« À table ! » cria-t-elle depuis la cuisine à travers la maison, en finissant de préparer une salade verte pour accompagner les lasagnes du dîner.
« À table ! » répéta-t-elle en posant le saladier sur la table dressée pour cinq.
Puis, elle s’assit à sa place et son regard se posa sur une rayure du bois. Une rayure qu’elle caressa du bout des doigts en souriant.
Cette table avait appartenu à ses grands-parents. Elle avait des photos d’elle bébé assise dessus, entourée de leurs sourires. À leur décès, c’était le seul meuble que sa mère avait absolument tenu à récupérer. Plus tard, quand elle-même rechercha une maison, lors de chaque visite, elle imaginait où elle pourrait un jour l’installer.
Ce n’était à première vue qu’une table ronde en bois vernis, toute simple. En se serrant un peu, on pouvait y tenir à six adultes, et lors d’anniversaires, ils avaient été jusqu’à neuf enfants. Au quotidien, il n’était que quatre et chacun y avait une place assignée mais pas plus importante que celles des autres, autour de cette table ronde. Papa en face de maman, son frère face à elle. Exactement comme avec ses propres enfants par la suite.

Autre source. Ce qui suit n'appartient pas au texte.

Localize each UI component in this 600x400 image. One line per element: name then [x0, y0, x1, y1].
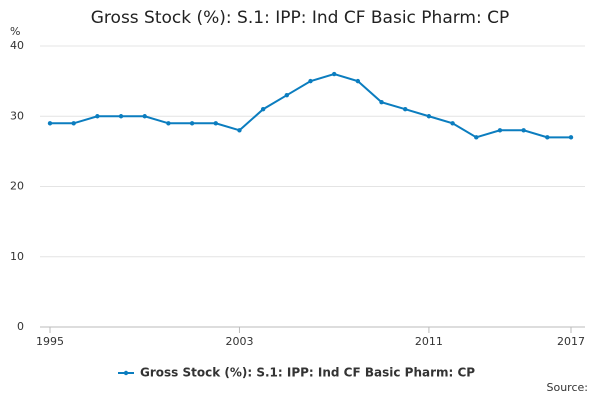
data-point [403, 107, 408, 112]
y-tick-label: 0 [17, 320, 24, 333]
data-point [450, 121, 455, 126]
y-tick-label: 10 [10, 250, 24, 263]
y-tick-label: 40 [10, 39, 24, 52]
data-point [142, 114, 147, 119]
data-point [355, 78, 361, 84]
data-point [474, 135, 479, 140]
data-point [260, 107, 266, 112]
data-point [284, 92, 290, 98]
legend-swatch-dot [123, 370, 129, 376]
y-axis-label: % [10, 25, 20, 38]
chart-title: Gross Stock (%): S.1: IPP: Ind CF Basic … [91, 8, 510, 28]
data-point [568, 135, 574, 140]
data-point [47, 121, 53, 126]
data-point [521, 128, 526, 133]
data-point [118, 114, 124, 119]
data-point [379, 100, 384, 105]
y-tick-label: 20 [10, 180, 24, 193]
data-point [166, 121, 171, 126]
data-point [95, 114, 100, 119]
data-point [213, 121, 218, 126]
data-point [71, 121, 76, 126]
legend-label: Gross Stock (%): S.1: IPP: Ind CF Basic … [140, 366, 475, 380]
data-point [545, 135, 550, 140]
x-tick-label: 2017 [557, 335, 585, 348]
x-tick-label: 1995 [36, 335, 64, 348]
y-tick-label: 30 [10, 109, 24, 122]
data-point [308, 78, 313, 84]
data-point [497, 128, 503, 133]
data-point [331, 71, 337, 77]
data-point [189, 121, 195, 126]
source: Source: [547, 381, 589, 394]
x-tick-label: 2011 [415, 335, 443, 348]
data-line [50, 73, 571, 139]
data-point [426, 114, 432, 119]
x-tick-label: 2003 [225, 335, 253, 348]
data-point [237, 128, 242, 133]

Au dîner, chacun racontait sa journée. C’était le moment où l’on pouvait demander une sortie, un peu plus d’argent de poche, se plaindre de son prof de maths, pleurnicher sur le fait que Sophie sorte avec Mathieu, avouer sa mauvaise note en histoire-géo, planifier les vacances…

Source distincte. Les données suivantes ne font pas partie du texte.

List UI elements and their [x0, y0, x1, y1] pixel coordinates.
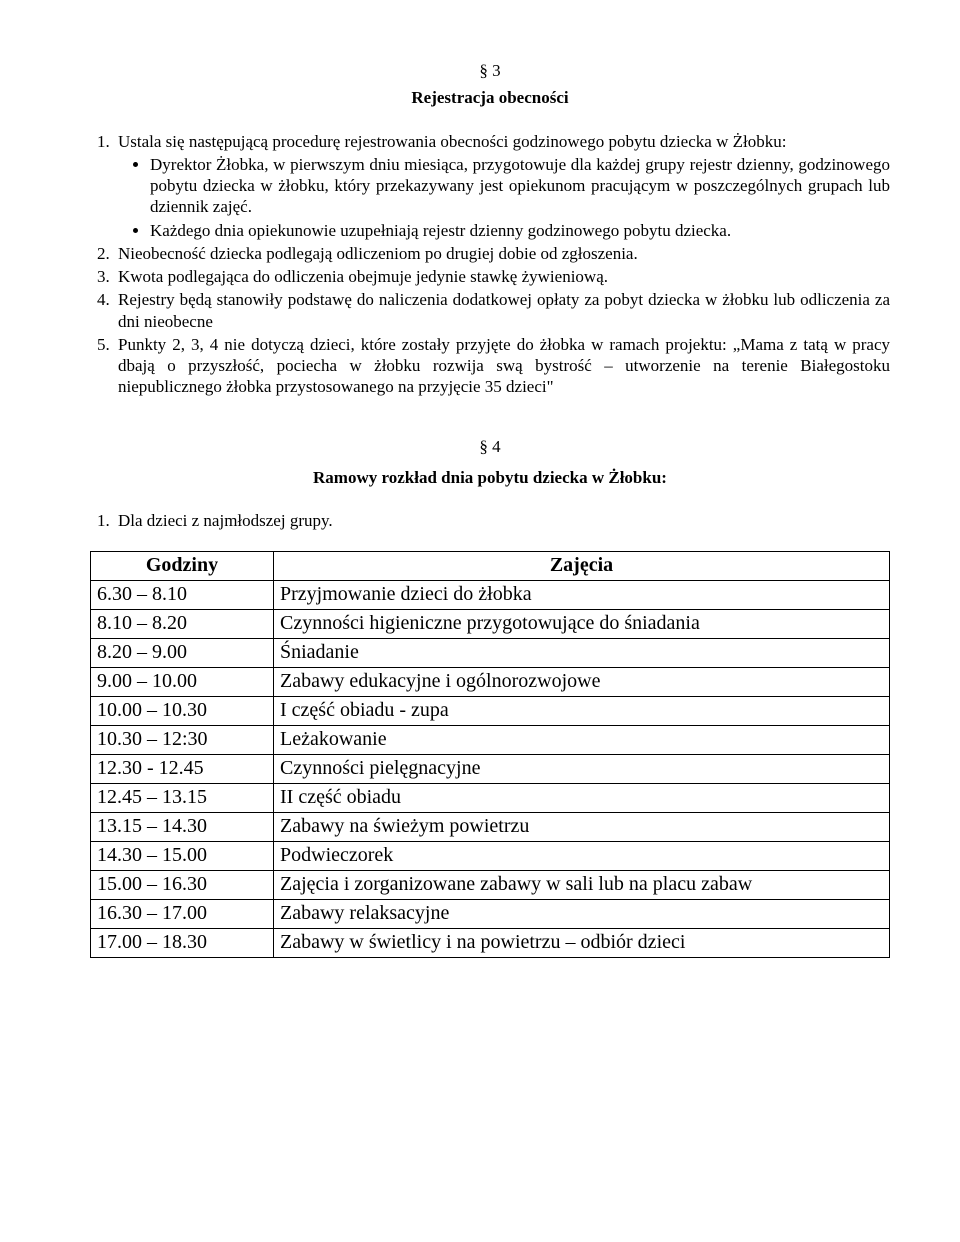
cell-time: 6.30 – 8.10 — [91, 581, 274, 610]
table-row: 8.20 – 9.00Śniadanie — [91, 639, 890, 668]
table-row: 8.10 – 8.20Czynności higieniczne przygot… — [91, 610, 890, 639]
cell-activity: II część obiadu — [274, 784, 890, 813]
table-row: 17.00 – 18.30Zabawy w świetlicy i na pow… — [91, 929, 890, 958]
cell-time: 14.30 – 15.00 — [91, 842, 274, 871]
table-row: 10.00 – 10.30I część obiadu - zupa — [91, 697, 890, 726]
cell-activity: I część obiadu - zupa — [274, 697, 890, 726]
cell-activity: Podwieczorek — [274, 842, 890, 871]
cell-time: 10.30 – 12:30 — [91, 726, 274, 755]
cell-time: 17.00 – 18.30 — [91, 929, 274, 958]
cell-time: 16.30 – 17.00 — [91, 900, 274, 929]
cell-activity: Zabawy w świetlicy i na powietrzu – odbi… — [274, 929, 890, 958]
schedule-table: Godziny Zajęcia 6.30 – 8.10Przyjmowanie … — [90, 551, 890, 958]
table-row: 9.00 – 10.00Zabawy edukacyjne i ogólnoro… — [91, 668, 890, 697]
cell-activity: Zabawy edukacyjne i ogólnorozwojowe — [274, 668, 890, 697]
cell-time: 12.45 – 13.15 — [91, 784, 274, 813]
list-item-lead: Ustala się następującą procedurę rejestr… — [118, 132, 786, 151]
bullet-list: Dyrektor Żłobka, w pierwszym dniu miesią… — [118, 154, 890, 241]
table-row: 15.00 – 16.30Zajęcia i zorganizowane zab… — [91, 871, 890, 900]
header-time: Godziny — [91, 552, 274, 581]
table-header-row: Godziny Zajęcia — [91, 552, 890, 581]
table-row: 12.30 - 12.45Czynności pielęgnacyjne — [91, 755, 890, 784]
section-4-number: § 4 — [90, 436, 890, 457]
cell-activity: Przyjmowanie dzieci do żłobka — [274, 581, 890, 610]
table-row: 13.15 – 14.30Zabawy na świeżym powietrzu — [91, 813, 890, 842]
list-item: Ustala się następującą procedurę rejestr… — [114, 131, 890, 241]
bullet-item: Dyrektor Żłobka, w pierwszym dniu miesią… — [150, 154, 890, 218]
table-row: 12.45 – 13.15II część obiadu — [91, 784, 890, 813]
section-3-list: Ustala się następującą procedurę rejestr… — [90, 131, 890, 398]
section-3-number: § 3 — [90, 60, 890, 81]
list-item: Rejestry będą stanowiły podstawę do nali… — [114, 289, 890, 332]
cell-activity: Czynności pielęgnacyjne — [274, 755, 890, 784]
list-item: Punkty 2, 3, 4 nie dotyczą dzieci, które… — [114, 334, 890, 398]
cell-time: 8.10 – 8.20 — [91, 610, 274, 639]
table-row: 6.30 – 8.10Przyjmowanie dzieci do żłobka — [91, 581, 890, 610]
cell-activity: Zajęcia i zorganizowane zabawy w sali lu… — [274, 871, 890, 900]
table-row: 16.30 – 17.00Zabawy relaksacyjne — [91, 900, 890, 929]
section-4-intro-list: Dla dzieci z najmłodszej grupy. — [90, 510, 890, 531]
cell-time: 13.15 – 14.30 — [91, 813, 274, 842]
table-row: 10.30 – 12:30Leżakowanie — [91, 726, 890, 755]
cell-activity: Zabawy relaksacyjne — [274, 900, 890, 929]
cell-activity: Leżakowanie — [274, 726, 890, 755]
table-row: 14.30 – 15.00Podwieczorek — [91, 842, 890, 871]
cell-time: 9.00 – 10.00 — [91, 668, 274, 697]
header-activity: Zajęcia — [274, 552, 890, 581]
cell-time: 12.30 - 12.45 — [91, 755, 274, 784]
bullet-item: Każdego dnia opiekunowie uzupełniają rej… — [150, 220, 890, 241]
section-3-title: Rejestracja obecności — [90, 87, 890, 108]
intro-item: Dla dzieci z najmłodszej grupy. — [114, 510, 890, 531]
list-item: Kwota podlegająca do odliczenia obejmuje… — [114, 266, 890, 287]
cell-activity: Zabawy na świeżym powietrzu — [274, 813, 890, 842]
list-item: Nieobecność dziecka podlegają odliczenio… — [114, 243, 890, 264]
cell-time: 15.00 – 16.30 — [91, 871, 274, 900]
cell-time: 8.20 – 9.00 — [91, 639, 274, 668]
section-4-title: Ramowy rozkład dnia pobytu dziecka w Żło… — [90, 467, 890, 488]
cell-activity: Śniadanie — [274, 639, 890, 668]
cell-time: 10.00 – 10.30 — [91, 697, 274, 726]
cell-activity: Czynności higieniczne przygotowujące do … — [274, 610, 890, 639]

Cette table était aussi le plan de travail des gâteaux du dimanche, des truffes en chocolat préparées la veille de noël, des bricolages en papier, des ateliers de couture… C’était la table de jeu du vendredi soir quand ils enchainaient les parties de Sept familles ou de Monopoly, puis plus tard de tarot ou de Barbu. C’était parfois le tribunal de la maison lorsqu’il fallait juger une petite ou grosse bêtise, et puis la scène de quelques disputes surtout quand on y parlait de politique. Mais c’était aussi un espace où de belles nouvelles avaient été fêtées : la réussite à un examen, un nouveau travail, un mariage à venir, un bébé en route, une maison achetée…
Il s’en était passé des choses « à table ».
« Ça sent bon, maman » lui dit sa fille qui l’avait rejointe durant sa rêverie. Son gendre était là aussi et ses deux petits-fils.
Dans un mois, elle déménageait, vendait cette maison devenue trop grande pour elle maintenant seule. Mais ce matin, sa fille lui avait dit qu’elle aimerait beaucoup garder la table.